Карленд подскочил к ним и беспомощно замер, охваченный ужасом. Еще через минуту из офиса шерифа вышли Лондон и Холден. Морт выслушал рассказ Карленда о том, что произошло, и принялся выкрикивать приказы, требуя проверить крыши на одной стороне улицы, а затем и на другой. Никто, похоже, не удивился, что там не обнаружили стрелка.
Роб Джей стоял на коленях рядом с Идет Поет, но уже через мгновение вскочил и встал лицом к лицу с Ником. Холден побледнел, однако оставался спокоен, словно приготовившись ко всему. Весьма некстати в данной ситуации Роб опять поразился, насколько тот красив мужской красотой. Роб заметил у Ника револьвер в кобуре и прекрасно осознавал, что его слова могут подвергнуть его опасности, что их следует выбирать чрезвычайно осмотрительно, но молчать не мог.
— Я больше никогда не хочу иметь с вами дело. По крайней мере, пока я жив, — заявил он.
Идет Поет отнесли в сарай на Овечьей ферме, и Роб Джей оставил его там, вместе с членами его семьи. На закате он зашел туда, чтобы отвести Луну и ее детей в дом и покормить их, и увидел, что их там уже нет, как и тела Идет Поет. Ближе к ночи Джей Гайгер обнаружил бакборд Коула и лошадь, привязанную к столбу перед его сараем, и отвел собственность Роба на Овечью ферму. Он сказал, что Маленький Рог и Каменный Пес ушли с его фермы. Луна и ее дети не возвращались. В ту ночь Роб Джей лежал без сна, думая об Идет Поет, чье тело, наверное, опустили в ничем не отмеченную могилу где-то в лесу у реки. На чьей-то земле, которая некогда принадлежала саукам.
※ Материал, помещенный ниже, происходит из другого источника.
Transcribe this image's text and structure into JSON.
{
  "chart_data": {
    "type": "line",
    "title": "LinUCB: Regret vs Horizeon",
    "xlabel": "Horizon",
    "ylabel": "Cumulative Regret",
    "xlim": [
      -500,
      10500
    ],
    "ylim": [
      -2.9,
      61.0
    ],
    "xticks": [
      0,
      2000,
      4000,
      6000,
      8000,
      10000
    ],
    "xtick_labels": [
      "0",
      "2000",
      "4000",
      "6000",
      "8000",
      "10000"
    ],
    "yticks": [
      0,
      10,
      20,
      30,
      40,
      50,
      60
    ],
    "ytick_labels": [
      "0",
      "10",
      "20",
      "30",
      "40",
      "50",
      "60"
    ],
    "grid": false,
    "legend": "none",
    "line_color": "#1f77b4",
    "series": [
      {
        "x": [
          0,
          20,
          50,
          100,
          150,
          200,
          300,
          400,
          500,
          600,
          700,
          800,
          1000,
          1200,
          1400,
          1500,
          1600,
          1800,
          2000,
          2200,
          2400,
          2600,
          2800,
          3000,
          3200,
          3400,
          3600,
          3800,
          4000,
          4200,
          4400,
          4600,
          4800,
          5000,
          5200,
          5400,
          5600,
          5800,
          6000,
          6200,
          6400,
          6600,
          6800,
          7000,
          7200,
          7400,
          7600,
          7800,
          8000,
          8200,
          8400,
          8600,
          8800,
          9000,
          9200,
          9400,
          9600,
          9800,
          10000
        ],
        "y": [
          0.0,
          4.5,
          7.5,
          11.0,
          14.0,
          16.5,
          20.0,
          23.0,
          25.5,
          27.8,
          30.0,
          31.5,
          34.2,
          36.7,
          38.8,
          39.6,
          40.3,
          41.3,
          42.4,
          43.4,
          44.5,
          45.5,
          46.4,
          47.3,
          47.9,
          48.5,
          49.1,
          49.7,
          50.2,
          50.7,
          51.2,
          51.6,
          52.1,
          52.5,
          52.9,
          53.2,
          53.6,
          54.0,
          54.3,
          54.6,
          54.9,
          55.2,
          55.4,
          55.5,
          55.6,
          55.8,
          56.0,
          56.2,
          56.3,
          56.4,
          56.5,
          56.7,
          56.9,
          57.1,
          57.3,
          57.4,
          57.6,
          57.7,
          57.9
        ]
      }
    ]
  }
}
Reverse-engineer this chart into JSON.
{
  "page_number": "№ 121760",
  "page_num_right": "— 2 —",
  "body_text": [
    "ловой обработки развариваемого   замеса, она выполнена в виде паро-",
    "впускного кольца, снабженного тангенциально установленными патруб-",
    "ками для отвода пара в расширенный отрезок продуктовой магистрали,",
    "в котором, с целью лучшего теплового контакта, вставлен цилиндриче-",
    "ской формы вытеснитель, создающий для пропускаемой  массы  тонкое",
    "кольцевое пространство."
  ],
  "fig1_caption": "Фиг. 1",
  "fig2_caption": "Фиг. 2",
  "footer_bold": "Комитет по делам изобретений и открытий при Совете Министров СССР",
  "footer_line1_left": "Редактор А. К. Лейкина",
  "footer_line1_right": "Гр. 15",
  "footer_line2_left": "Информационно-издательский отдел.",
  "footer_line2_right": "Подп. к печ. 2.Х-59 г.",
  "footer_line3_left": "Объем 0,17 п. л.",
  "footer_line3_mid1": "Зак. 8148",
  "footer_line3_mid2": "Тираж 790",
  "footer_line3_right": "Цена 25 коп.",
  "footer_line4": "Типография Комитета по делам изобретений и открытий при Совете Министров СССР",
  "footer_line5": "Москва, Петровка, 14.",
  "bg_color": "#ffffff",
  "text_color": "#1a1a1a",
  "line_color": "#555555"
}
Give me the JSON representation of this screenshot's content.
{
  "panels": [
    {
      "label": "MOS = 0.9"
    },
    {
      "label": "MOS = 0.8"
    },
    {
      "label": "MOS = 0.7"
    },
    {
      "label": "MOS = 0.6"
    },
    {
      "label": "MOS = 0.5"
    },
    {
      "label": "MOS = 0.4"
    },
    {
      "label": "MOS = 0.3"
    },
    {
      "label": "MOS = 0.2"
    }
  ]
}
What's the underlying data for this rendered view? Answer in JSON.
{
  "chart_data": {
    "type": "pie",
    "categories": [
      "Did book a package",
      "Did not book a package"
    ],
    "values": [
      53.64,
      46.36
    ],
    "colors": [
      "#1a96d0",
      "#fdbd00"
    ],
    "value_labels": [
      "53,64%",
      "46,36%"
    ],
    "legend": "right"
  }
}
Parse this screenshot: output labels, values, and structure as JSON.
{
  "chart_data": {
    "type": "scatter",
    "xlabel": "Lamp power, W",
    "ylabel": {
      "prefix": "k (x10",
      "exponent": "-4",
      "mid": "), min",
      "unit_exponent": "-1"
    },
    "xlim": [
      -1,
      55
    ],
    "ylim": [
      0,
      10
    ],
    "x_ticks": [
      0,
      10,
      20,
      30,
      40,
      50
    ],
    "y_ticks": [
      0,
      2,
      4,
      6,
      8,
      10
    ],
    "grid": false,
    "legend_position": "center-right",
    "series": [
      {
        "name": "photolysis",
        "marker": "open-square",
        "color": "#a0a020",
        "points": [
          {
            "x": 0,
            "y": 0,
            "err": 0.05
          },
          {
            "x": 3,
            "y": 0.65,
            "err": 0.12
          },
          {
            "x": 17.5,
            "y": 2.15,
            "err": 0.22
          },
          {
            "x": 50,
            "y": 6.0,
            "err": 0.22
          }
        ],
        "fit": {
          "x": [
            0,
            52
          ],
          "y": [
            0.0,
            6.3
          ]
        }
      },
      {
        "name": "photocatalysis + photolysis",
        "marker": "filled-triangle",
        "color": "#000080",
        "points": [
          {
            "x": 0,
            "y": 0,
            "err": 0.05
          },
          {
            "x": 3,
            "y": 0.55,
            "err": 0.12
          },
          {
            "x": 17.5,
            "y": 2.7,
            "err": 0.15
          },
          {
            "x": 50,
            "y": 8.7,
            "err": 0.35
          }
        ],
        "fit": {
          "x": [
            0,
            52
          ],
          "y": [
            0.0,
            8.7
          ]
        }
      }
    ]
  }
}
Роб Джей не получал новостей до середины утра следующего дня, когда Джей снова приехал к нему и сообщил, что ночью огромный сарай-склад Ника Холдена сгорел дотла.
— Без сомнения, на сей раз это были сауки. Они все скрылись. Ник провел большую часть ночи на пожаре, опасаясь, что огонь перекинется на его дом, и обещая вызвать ополчение и американскую армию. Он помчался в погоню за сауками, прихватив с собой около сорока мужчин, самых негодных охотников на индейцев, каких только можно представить: Морта Лондона, доктора Беккермана, Джулиана Говарда, Фрица Грэма, большинство завсегдатаев бара Нельсона — половину пьяниц этой части округа, и все они воображают, что преследуют самого Черного Ястреба. Им повезет, если они не перестреляют друг друга, — завершил свой рассказ Гайгер.
Днем Роб Джей съездил в лагерь сауков. Все там указывало на то, что они уехали навсегда: куски бизоньих шкур больше не завешивали дверные проемы гедоносо-те, и они зияли, словно беззубые рты, на земле валялся обычный бытовой мусор. Он поднял консервную банку, и неровные края крышки сказали ему, что ее вскрыли ножом или штыком. На этикетке было написано, что банка содержала слепленные вместе половинки консервированных персиков из Джорджии. Он так и не смог убедить сауков в пользе выгребных ям, поэтому возвышенную грусть по поводу их отъезда отравлял слабый запах отходов жизнедеятельности человека. Когда ветер дул со стороны лагеря, он приносил это последнее напоминание о том, что из этих мест исчезло нечто ценное, что невозможно вернуть ни с помощью чар, ни с помощью политики.
Ник Холден и его банда преследовали сауков в течение четырех дней, но так и не смогли даже приблизиться к индейцам. Беглецы держались покрытых лесами районов вдоль Миссисипи и неуклонно двигались на север. Они не чувствовали себя дома на неизведанной территории, как многие из Народа, не дожившие до этого дня. Однако даже самый глупый индеец ориентировался в лесу куда лучше белых. Сауки возвращались по собственным следам, петляли, прокладывали ложные следы, и белые постоянно попадались на эти уловки.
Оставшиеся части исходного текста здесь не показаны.